65% das áreas rurais estão na ilegalidade 

Ana Viriato

13/07/2019

 

 

Problema histórico da capital, a regularização de terras públicas rurais anda a passos lentos mesmo dois anos após a sanção da lei que disciplina o processo. Apenas 34,14% dos terrenos da Agência de Desenvolvimento de Brasília (Terracap) e do Distrito Federal ocupados por produtores rurais estão em situação regular, segundo a Secretaria da Agricultura, Abastecimento e Desenvolvimento Rural. Devido ao baixo índice, o Executivo local enfrenta dificuldades para fiscalizar os próprios terrenos e perde cifras milionárias.

A legislação que fixou as regras para a legalização dos mais de 220 mil hectares foi publicada em janeiro de 2017 pelo então governador Rodrigo Rollemberg (PSB) (veja Exigências). Um ano depois, auditoria do Tribunal de Contas do Distrito Federal (TCDF) alertou para a baixa adesão ao processo e as respectivas consequências. O estudo, relativo aos contratos assinados entre a administração pública e os produtores, mostrou que, àquela época, apenas 19% das terras rurais da Terracap eram regulares. Com isso, o GDF deixou de arrecadar, por ano, R$ 12,9 milhões em taxas de retribuição, valor pago pelos ocupantes após a assinatura do contrato.

Em março deste ano, o governador Ibaneis Rocha (MDB) criou a Central de Regularização de Terras Rurais para dar agilidade a mais de 3,8 mil processos pendentes na Secretaria de Agricultura e estendeu para abril de 2020 o prazo para a apresentação das propostas por parte dos produtores. Apesar das sequenciais medidas, o índice de regularização subiu apenas 15% desde o início de 2018.

O presidente da Federação da Agricultura e Pecuária do DF, Joe Valle, afirma que a baixa adesão dos produtores rurais à regularização deve-se à morosidade da Terracap. “A empresa demora muito a oficializar panoramas, como a delimitação das áreas e a capacidade de uso, e, assim, não concretiza o acertamento fundiário (criação de lotes individualizados e matriculados)”, explicou. E completou: “Com isso, não conseguimos retirar as Concessões de Direito Real de Uso (CDRU), com registro cartorial. Isso acaba levando à insegurança jurídica”. Na capital, somente três fazendas concluíram esse processo: Boa Vista, Barra Alta e Várzeas.

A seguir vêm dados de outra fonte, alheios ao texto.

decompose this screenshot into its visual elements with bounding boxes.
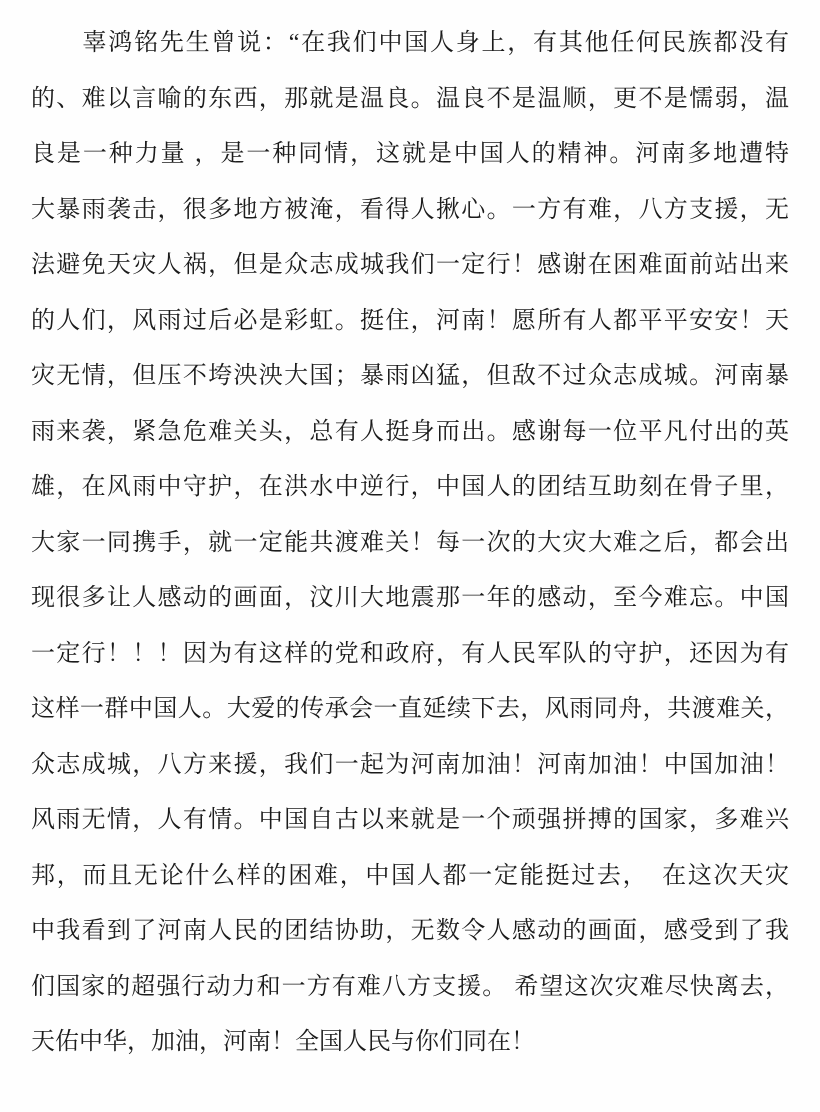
text-line: 一定行！！！因为有这样的党和政府，有人民军队的守护，还因为有 — [31, 640, 789, 667]
text-line: 众志成城，八方来援，我们一起为河南加油！河南加油！中国加油！ — [31, 751, 789, 778]
text-line: 辜鸿铭先生曾说：“在我们中国人身上，有其他任何民族都没有 — [31, 30, 789, 56]
text-line: 法避免天灾人祸，但是众志成城我们一定行！感谢在困难面前站出来 — [31, 252, 789, 278]
text-line-final: 天佑中华，加油，河南！全国人民与你们同在！ — [31, 1029, 535, 1055]
text-line: 邦，而且无论什么样的困难，中国人都一定能挺过去， 在这次天灾 — [31, 862, 789, 889]
text-line: 大暴雨袭击，很多地方被淹，看得人揪心。一方有难，八方支援，无 — [31, 196, 789, 223]
text-line: 现很多让人感动的画面，汶川大地震那一年的感动，至今难忘。中国 — [31, 585, 789, 611]
text-line: 大家一同携手，就一定能共渡难关！每一次的大灾大难之后，都会出 — [31, 529, 789, 556]
text-line: 良是一种力量 ，是一种同情，这就是中国人的精神。河南多地遭特 — [31, 141, 789, 167]
text-line: 灾无情，但压不垮泱泱大国；暴雨凶猛，但敌不过众志成城。河南暴 — [31, 363, 789, 389]
text-line: 风雨无情，人有情。中国自古以来就是一个顽强拼搏的国家，多难兴 — [31, 807, 789, 833]
essay-paragraph — [31, 16, 789, 1071]
text-line: 这样一群中国人。大爱的传承会一直延续下去，风雨同舟，共渡难关， — [31, 696, 789, 722]
text-line: 们国家的超强行动力和一方有难八方支援。 希望这次灾难尽快离去， — [31, 973, 789, 1000]
text-line: 的人们，风雨过后必是彩虹。挺住，河南！愿所有人都平平安安！天 — [31, 307, 789, 334]
text-line: 雄，在风雨中守护，在洪水中逆行，中国人的团结互助刻在骨子里， — [31, 474, 789, 500]
text-line: 中我看到了河南人民的团结协助，无数令人感动的画面，感受到了我 — [31, 918, 789, 944]
text-line: 的、难以言喻的东西，那就是温良。温良不是温顺，更不是懦弱，温 — [31, 85, 789, 112]
text-line: 雨来袭，紧急危难关头，总有人挺身而出。感谢每一位平凡付出的英 — [31, 418, 789, 445]
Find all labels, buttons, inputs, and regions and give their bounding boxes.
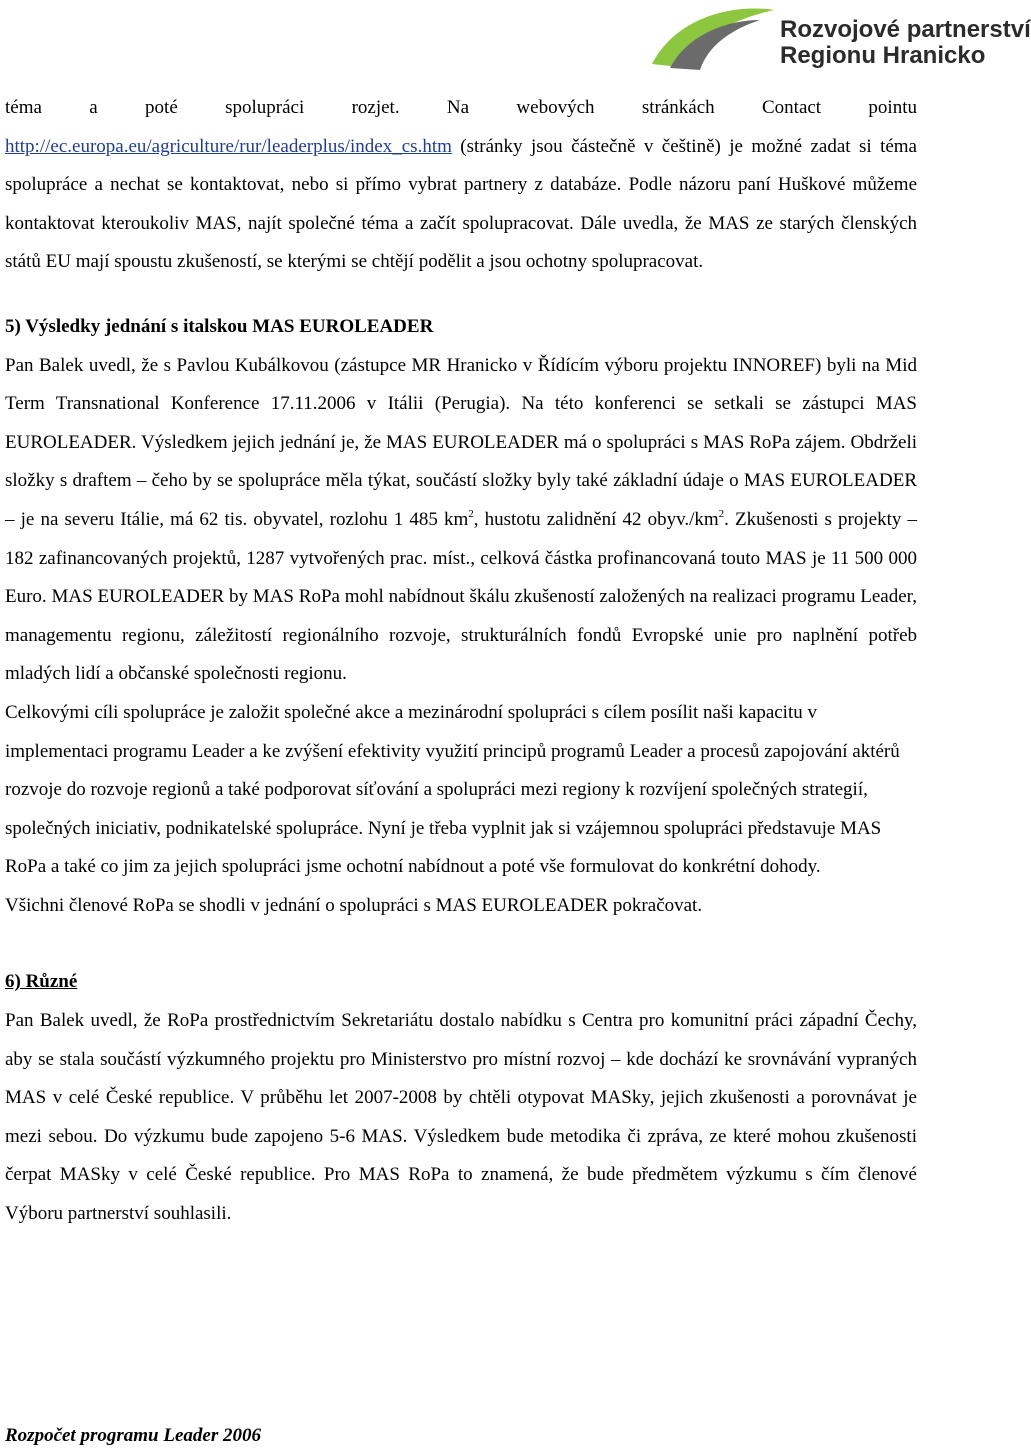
section-5-heading: 5) Výsledky jednání s italskou MAS EUROLEADER bbox=[5, 315, 434, 337]
logo bbox=[648, 4, 1031, 74]
logo-title-line1: Rozvojové partnerství bbox=[780, 16, 1031, 43]
logo-leaf-icon bbox=[648, 4, 778, 74]
paragraph-contact-point: téma a poté spolupráci rozjet. Na webových stránkách Contact pointu http://ec.europa.eu/agriculture/rur/leaderplus/index_cs.htm (stránky jsou částečně v češtině) je možné zadat si téma spolupráce a nechat se kontaktovat, nebo si přímo vybrat partnery z databáze. Podle názoru paní Huškové můžeme kontaktovat kteroukoliv MAS, najít společné téma a začít spolupracovat. Dále uvedla, že MAS ze starých členských států EU mají spoustu zkušeností, se kterými se chtějí podělit a jsou ochotny spolupracovat. bbox=[5, 97, 917, 273]
contact-point-link[interactable]: http://ec.europa.eu/agriculture/rur/leaderplus/index_cs.htm bbox=[5, 135, 452, 157]
section-6-paragraph: Pan Balek uvedl, že RoPa prostřednictvím Sekretariátu dostalo nabídku s Centra pro komunitní práci západní Čechy, aby se stala součástí výzkumného projektu pro Ministerstvo pro místní rozvoj – kde dochází ke srovnávání vypraných MAS v celé České republice. V průběhu let 2007-2008 by chtěli otypovat MASky, jejich zkušenosti a porovnávat je mezi sebou. Do výzkumu bude zapojeno 5-6 MAS. Výsledkem bude metodika či zpráva, ze které mohou zkušenosti čerpat MASky v celé České republice. Pro MAS RoPa to znamená, že bude předmětem výzkumu s čím členové Výboru partnerství souhlasili. bbox=[5, 1010, 917, 1225]
logo-title-line2: Regionu Hranicko bbox=[780, 42, 986, 69]
section-5-paragraph-2: Celkovými cíli spolupráce je založit společné akce a mezinárodní spolupráci s cílem posílit naši kapacitu v implementaci programu Leader a ke zvýšení efektivity využití principů programů Leader a procesů zapojování aktérů rozvoje do rozvoje regionů a také podporovat síťování a spolupráci mezi regiony k rozvíjení společných strategií, společných iniciativ, podnikatelské spolupráce. Nyní je třeba vyplnit jak si vzájemnou spolupráci představuje MAS RoPa a také co jim za jejich spolupráci jsme ochotní nabídnout a poté vše formulovat do konkrétní dohody. bbox=[5, 701, 900, 878]
section-5-paragraph-3: Všichni členové RoPa se shodli v jednání o spolupráci s MAS EUROLEADER pokračovat. bbox=[5, 894, 703, 916]
budget-heading: Rozpočet programu Leader 2006 bbox=[5, 1425, 261, 1446]
section-6-heading: 6) Různé bbox=[5, 971, 78, 993]
document-body bbox=[5, 89, 917, 1234]
section-5-paragraph-1: Pan Balek uvedl, že s Pavlou Kubálkovou (zástupce MR Hranicko v Řídícím výboru projektu INNOREF) byli na Mid Term Transnational Konference 17.11.2006 v Itálii (Perugia). Na této konferenci se setkali se zástupci MAS EUROLEADER. Výsledkem jejich jednání je, že MAS EUROLEADER má o spolupráci s MAS RoPa zájem. Obdrželi složky s draftem – čeho by se spolupráce měla týkat, součástí složky byly také základní údaje o MAS EUROLEADER – je na severu Itálie, má 62 tis. obyvatel, rozlohu 1 485 $km^2$, hustotu zalidnění 42 $obyv./km^2$. Zkušenosti s projekty – 182 zafinancovaných projektů, 1287 vytvořených prac. míst., celková částka profinancovaná touto MAS je 11 500 000 Euro. MAS EUROLEADER by MAS RoPa mohl nabídnout škálu zkušeností založených na realizaci programu Leader, managementu regionu, záležitostí regionálního rozvoje, strukturálních fondů Evropské unie pro naplnění potřeb mladých lidí a občanské společnosti regionu. bbox=[5, 354, 917, 685]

Devido à dificuldade, os produtores ficam parados em uma espécie de transição, com o recebimento das Concessões de Direito de Uso (CDU), documento que os autoriza a usar temporariamente as terras rurais. “Um decreto da gestão anterior previu que o CDU seria suficiente para usarmos os terrenos como garantia para a obtenção de créditos rurais ou em investimentos. O BRB e o Sicoob aceitam, mas os demais bancos exigem a CDRU”, relatou Joe Valle.

Simplificação

O secretário de Agricultura, Abastecimento e Desenvolvimento Rural, Dilson Resende, alegou que o governo montou um grupo de trabalho para rever decretos e portarias que tratam de terras rurais a fim de simplificar o processo. Resende estima que ocupantes de cerca de outros 3 mil terrenos da Terracap e do DF ainda precisem apresentar a documentação necessária para a regularização. “Aumentamos a divulgação do programa. É importante que as pessoas entendam que, após o prazo estipulado, os terrenos irregulares poderão ser destinados a outros projetos, licitados ou doados a assentamentos”, explicou o secretário.

Em nota, a Terracap informou que, apenas neste ano, realizou o acertamento fundiário de três fazendas — Cava Baixo, Sítio Novo e Santo Antônio dos Guimarães, localizadas, respectivamente, em Planaltina, São Sebastião e no Paranoá. Para a conclusão do processo, entretanto, o Instituto Brasília Ambiental (Ibram) precisa emitir o licenciamento ambiental. A empresa pública acrescentou que concluiu os processos e autorizou a outorga de 51 escrituras de concessão de direito real de uso (CDRU).

Cobrança

A auditoria do Tribunal de Contas ainda mostrou a baixa arrecadação do GDF com as taxas de retribuição, de R$ 87,27 por hectare ao ano. “Analisando a planilha apresentada pela Terracap, percebe-se que está sendo realizado o controle dos pagamentos. Todavia, há de se registrar o grau de inadimplência observado, que pode se considerar elevado”, frisou o estudo. Conforme os auditores, àquele ano, o governo arrecadou R$ 1,8 milhão, mas deixou de embolsar outros R$ 848,1 mil.Ao Correio, a empresa pública esclareceu que “a auditoria do TCDF, desde sua fase processual, norteou a empresa no aperfeiçoamento do fluxo de procedimentos internos, com atuação proativa, inclusive retomando a cobrança de inadimplentes”. Em 2018, a Terracap recolheu R$ 2, 906 milhões em taxas de retribuição.

Documentação necessária

A Lei nº 5.083, de 2017, dispõe sobre regularização de terras rurais do Distrito Federal.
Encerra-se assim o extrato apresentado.